第24話 西原千華

 和臣が今日一日の予定を反芻して、美咲に謝りに行く時間が無いと知ったのは、よりによってこの日の朝になってからであった。

 午前中から閉店までみっちりバイト。その後は『Honey Sweet』を貸し切り西原一家の送別会。条例の許す限り夜が更けるまでどんちゃん騒ぎだ。

 和臣の知る限り、神楽坂ハルカ、西原文華の両名は酒癖がひどい。さらに『かぐら』と『Honey Sweet』が揃って翌日を休業日にしている事実から推測される通り、夜通し飲む気満々である。最悪、和臣も逃げられないだろう。


「せめて美咲の連絡先を聞いておけば……いやいや、電話やメールでだなんて」

「和臣ー! バイト遅れるわよー!」


 リビングから急かすような母の呼び声。当の彼女は父・堅吾と共に貴重な休暇をとって出かける予定でいる。


「……とにかく、行ってから考えよう」


 遅刻してはいけない。ヘアゴムに変身したフローを手首に通し、荷支度を済ませて家を後にした。




 結局、バイトが終わるまで美咲のことを考えながら、一度も会うことはできなかった。

 三十分間の休憩時間に、往復を考えてもギリギリの距離にある美咲の家まで走って行ったものの、どうしてもインターホンが押せずにおめおめと逃げ帰ってきてしまったのである。

 情けない。これでは昨日とやっていることが同じである。


「はぁ……」

「元気ないぞ若人ぉー!」

「あっ、て、店長」


 仕事を終えてエプロンを脱いでいたところに、ハルカが勢いよく背中をバシバシと叩いてきた。痛くはないが、仮にも更衣中なので遠慮が欲しいところではある。


「何~早乙女ちゃん。私と離ればなれになるのがそんなに寂しいの?」

「さ、西原さんっ……」


 あすなろ抱きよろしく、モデル体型の文華がのしかかるように抱きついてくる。まさか、もう酔っているのだろうか。


「早乙女ちゃんも、もうお隣移動してていいよ」

「あ……はい。わかりました」


 心ここにあらずな調子で返事した後、はっと我に帰る。このテンションのまま送別会に参加したのでは、皆にいらぬ気遣いをさせてしまう。

 うじうじ悩んでいても仕方ないと、和臣は割り切ることにした。美咲のことも大事だったが、今は目前に迫った西原家の送別会に心を向けなくては。


「……よし!」


 一人、気合いを入れ直す。拳に入れた力に応じるように、手首の白い鈴がちりりんと笑った。




『かぐら』の門を出て、すぐ隣にある小洒落た洋風の店構えをしたスイーツショップ『Honey Sweet』の扉を開ける。
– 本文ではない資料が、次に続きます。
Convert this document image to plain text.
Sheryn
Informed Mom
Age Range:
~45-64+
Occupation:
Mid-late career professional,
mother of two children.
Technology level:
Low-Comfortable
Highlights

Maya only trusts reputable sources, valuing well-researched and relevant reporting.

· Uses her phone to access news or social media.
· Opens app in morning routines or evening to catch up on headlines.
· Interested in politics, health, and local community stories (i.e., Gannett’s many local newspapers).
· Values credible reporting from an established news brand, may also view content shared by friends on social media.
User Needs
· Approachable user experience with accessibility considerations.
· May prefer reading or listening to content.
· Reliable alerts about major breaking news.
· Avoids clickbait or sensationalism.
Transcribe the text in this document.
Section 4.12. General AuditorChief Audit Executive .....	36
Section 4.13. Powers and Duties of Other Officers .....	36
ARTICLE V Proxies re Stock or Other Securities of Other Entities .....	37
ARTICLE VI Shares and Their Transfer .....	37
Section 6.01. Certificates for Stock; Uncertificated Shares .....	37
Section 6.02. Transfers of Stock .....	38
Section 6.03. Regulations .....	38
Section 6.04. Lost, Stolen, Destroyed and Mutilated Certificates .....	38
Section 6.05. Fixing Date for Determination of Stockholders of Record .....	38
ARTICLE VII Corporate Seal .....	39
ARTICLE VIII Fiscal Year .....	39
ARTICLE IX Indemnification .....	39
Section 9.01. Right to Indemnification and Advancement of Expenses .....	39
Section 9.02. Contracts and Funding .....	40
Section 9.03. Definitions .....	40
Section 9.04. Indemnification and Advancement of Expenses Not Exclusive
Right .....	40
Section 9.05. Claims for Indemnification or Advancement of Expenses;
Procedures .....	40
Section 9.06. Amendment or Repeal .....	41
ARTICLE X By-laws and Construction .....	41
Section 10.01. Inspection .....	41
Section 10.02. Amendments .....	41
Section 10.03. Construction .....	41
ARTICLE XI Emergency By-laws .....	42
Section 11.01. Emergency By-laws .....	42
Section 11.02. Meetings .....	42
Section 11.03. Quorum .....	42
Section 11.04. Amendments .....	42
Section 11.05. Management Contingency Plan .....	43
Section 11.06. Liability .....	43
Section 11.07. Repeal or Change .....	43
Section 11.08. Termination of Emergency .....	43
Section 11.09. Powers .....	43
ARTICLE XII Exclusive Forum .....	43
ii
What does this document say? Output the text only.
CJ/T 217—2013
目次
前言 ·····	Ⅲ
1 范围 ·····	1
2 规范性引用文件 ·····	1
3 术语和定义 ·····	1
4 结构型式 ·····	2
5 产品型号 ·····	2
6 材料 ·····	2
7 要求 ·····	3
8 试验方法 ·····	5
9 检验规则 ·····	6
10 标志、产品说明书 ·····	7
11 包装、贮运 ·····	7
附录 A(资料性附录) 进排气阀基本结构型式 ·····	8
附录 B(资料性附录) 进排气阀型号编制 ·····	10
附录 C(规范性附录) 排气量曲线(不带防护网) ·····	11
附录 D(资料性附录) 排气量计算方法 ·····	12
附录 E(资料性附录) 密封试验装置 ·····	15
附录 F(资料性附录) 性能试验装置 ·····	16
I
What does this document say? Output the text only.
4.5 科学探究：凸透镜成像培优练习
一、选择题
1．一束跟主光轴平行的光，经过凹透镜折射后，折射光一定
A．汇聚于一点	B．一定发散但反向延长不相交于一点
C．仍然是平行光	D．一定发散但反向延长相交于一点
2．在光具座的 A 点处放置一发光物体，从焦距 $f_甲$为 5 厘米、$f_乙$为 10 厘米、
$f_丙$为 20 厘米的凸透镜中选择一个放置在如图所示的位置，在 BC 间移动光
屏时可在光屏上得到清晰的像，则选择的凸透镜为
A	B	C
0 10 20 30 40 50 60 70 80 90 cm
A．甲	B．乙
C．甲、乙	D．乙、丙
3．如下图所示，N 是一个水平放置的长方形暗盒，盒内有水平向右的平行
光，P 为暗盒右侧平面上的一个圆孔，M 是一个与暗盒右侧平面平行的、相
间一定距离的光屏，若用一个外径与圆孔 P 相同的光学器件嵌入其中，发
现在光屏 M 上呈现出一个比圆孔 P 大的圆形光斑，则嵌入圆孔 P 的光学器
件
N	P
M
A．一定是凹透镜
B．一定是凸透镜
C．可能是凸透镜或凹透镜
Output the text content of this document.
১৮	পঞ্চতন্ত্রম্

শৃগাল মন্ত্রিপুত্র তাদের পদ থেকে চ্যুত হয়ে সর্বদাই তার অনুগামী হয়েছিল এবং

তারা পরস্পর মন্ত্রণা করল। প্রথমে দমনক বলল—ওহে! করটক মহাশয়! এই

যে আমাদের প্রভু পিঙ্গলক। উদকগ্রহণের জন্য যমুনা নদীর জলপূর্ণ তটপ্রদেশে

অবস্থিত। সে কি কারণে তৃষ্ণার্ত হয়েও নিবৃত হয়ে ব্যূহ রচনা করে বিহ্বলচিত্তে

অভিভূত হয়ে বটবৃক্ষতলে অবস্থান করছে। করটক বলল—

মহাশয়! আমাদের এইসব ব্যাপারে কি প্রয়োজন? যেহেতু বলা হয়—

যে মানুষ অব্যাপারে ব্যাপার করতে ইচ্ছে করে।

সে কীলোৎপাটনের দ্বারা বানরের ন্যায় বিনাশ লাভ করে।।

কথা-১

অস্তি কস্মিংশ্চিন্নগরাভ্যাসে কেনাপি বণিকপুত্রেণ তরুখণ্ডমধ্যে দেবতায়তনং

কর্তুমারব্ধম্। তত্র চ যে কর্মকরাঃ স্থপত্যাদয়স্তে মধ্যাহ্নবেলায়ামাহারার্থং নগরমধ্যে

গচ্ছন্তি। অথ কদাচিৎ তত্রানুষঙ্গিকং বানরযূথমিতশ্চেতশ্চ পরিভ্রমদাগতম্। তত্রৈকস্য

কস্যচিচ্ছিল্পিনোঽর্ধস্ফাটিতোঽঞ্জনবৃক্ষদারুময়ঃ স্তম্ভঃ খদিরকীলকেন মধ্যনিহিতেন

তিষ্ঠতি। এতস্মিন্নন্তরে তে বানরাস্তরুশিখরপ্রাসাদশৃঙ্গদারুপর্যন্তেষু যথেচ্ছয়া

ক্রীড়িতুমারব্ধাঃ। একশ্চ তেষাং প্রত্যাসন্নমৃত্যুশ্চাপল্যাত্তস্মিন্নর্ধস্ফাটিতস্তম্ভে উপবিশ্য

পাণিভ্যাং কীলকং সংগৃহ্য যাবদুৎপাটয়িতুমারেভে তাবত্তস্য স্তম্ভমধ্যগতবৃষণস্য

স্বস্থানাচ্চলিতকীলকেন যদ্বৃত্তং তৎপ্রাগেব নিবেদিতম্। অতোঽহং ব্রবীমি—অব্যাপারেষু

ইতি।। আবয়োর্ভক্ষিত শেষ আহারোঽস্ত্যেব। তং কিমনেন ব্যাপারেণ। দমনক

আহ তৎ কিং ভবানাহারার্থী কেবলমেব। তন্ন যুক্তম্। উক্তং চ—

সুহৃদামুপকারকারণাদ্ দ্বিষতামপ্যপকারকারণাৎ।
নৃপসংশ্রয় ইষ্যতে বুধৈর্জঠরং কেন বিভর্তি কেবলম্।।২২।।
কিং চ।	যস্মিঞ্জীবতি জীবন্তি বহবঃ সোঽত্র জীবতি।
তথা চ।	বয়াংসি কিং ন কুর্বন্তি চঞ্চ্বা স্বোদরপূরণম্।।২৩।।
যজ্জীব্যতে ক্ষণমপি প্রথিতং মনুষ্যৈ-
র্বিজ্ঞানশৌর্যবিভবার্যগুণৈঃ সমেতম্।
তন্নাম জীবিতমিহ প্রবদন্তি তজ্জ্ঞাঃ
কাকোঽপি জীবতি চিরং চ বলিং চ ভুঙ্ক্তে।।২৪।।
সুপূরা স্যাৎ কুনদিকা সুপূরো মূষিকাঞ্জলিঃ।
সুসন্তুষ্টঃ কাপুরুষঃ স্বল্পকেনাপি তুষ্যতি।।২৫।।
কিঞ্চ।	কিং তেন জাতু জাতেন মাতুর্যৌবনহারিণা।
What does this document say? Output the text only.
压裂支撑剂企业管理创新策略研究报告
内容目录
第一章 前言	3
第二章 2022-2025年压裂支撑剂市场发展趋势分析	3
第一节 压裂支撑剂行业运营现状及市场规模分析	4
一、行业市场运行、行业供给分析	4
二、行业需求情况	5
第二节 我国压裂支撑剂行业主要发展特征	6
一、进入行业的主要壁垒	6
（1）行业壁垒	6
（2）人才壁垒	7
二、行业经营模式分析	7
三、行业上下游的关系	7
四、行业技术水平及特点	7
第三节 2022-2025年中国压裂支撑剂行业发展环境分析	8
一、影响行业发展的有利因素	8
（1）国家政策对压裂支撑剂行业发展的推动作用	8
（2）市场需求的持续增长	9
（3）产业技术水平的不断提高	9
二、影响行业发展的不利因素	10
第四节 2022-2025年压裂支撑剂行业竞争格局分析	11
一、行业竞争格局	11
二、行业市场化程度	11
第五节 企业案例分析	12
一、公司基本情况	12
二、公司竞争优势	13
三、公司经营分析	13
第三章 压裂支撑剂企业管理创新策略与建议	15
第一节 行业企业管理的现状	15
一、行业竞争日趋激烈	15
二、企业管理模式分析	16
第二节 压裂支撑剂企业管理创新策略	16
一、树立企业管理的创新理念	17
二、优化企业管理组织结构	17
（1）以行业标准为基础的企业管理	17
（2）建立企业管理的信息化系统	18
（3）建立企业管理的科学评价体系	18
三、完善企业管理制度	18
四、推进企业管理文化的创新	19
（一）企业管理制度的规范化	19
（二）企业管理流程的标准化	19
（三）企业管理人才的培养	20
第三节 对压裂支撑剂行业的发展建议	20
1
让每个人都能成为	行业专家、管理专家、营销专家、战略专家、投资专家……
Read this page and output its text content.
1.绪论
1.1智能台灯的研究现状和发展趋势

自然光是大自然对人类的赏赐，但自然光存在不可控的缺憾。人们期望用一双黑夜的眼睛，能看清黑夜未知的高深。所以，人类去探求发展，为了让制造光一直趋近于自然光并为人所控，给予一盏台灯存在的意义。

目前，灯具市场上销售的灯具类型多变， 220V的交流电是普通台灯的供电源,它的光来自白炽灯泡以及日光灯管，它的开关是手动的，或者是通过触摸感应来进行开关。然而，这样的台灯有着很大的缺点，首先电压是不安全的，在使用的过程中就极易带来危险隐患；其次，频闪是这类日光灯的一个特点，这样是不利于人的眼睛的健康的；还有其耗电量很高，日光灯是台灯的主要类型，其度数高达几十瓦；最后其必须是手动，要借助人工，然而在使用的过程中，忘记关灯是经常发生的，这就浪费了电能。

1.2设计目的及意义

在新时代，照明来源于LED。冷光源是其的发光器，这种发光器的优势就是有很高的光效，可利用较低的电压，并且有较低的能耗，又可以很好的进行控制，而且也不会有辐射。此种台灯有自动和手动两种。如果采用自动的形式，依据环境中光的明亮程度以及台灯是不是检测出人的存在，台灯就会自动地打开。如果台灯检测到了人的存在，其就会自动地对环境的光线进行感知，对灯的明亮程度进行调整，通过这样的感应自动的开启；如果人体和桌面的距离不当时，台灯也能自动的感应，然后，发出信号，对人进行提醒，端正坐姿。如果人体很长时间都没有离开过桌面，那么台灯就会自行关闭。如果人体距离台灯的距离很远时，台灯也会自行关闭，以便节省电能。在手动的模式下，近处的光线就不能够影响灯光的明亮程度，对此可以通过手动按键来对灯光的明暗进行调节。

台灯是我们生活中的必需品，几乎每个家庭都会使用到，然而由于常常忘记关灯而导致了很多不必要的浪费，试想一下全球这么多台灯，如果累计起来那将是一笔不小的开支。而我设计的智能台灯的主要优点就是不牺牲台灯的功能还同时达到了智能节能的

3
 カウベルの音とともに和臣を出迎えたのは、数週間ぶりに見る幼なじみの顔。


「こんばんは、先輩」

「千華ちゃん。こんばんは」


 本日の主賓のひとり、西原千華の柔らかい笑顔が待っていた。


 烏の濡れ羽を思わせる艶めく黒髪。髪型は背中までのロングストレート。吸い込まれるようなダークブルーの瞳。白磁のように美しく透き通る肌は、思わず触れてみたくなる。

 服装はピュアホワイトのフロントフリルブラウスに、対照的なインディゴブラックのロングスカート。ブラウスのボタンは一番上まできっちり留め、襟元にはリボンタイの代わりに真紅のバラのブローチ。淑やかさの中に一粒の『情熱』が力強く煌めく。

 全体的にシックにまとまっていて落ち着いた印象を受けるのだが、ワンポイントのブローチがアクセントとなって雰囲気を引き締めている。千華の好きな花が赤いバラというのは以前に聞いたことがあったが、それを効果的にファッションに取り入れているテクニックは和臣をして畏敬の念さえ抱かせるほどだった。


「高校生活はいかがですか、先輩?」

「楽しくやってるよ。面白い友達もできたんだ」


 部屋の隅にある来客用のソファーに並んで腰掛け、久しぶりに会った後輩と他愛ない話に花を咲かせる。

 何か準備を手伝おうとやって来た和臣だったが、この様子では作業を始めれば千華も嬉々として追従してしまう。送別会の準備を主賓の愛娘に手伝わせるわけにもいかない。

 先に来ていた拓治や他の従業員、会場主である八樒家の面々もそれをわかっていたらしく、彼女を引き付けておける人物の登場を待っていたようだ。なので仕方なく和臣は「囮役」に甘んじることにした。

 もっとも、こうしてゆっくり話せるのは今日が最後になってしまうかもしれないので、和臣としては喜ばしい機会ではあったのだが。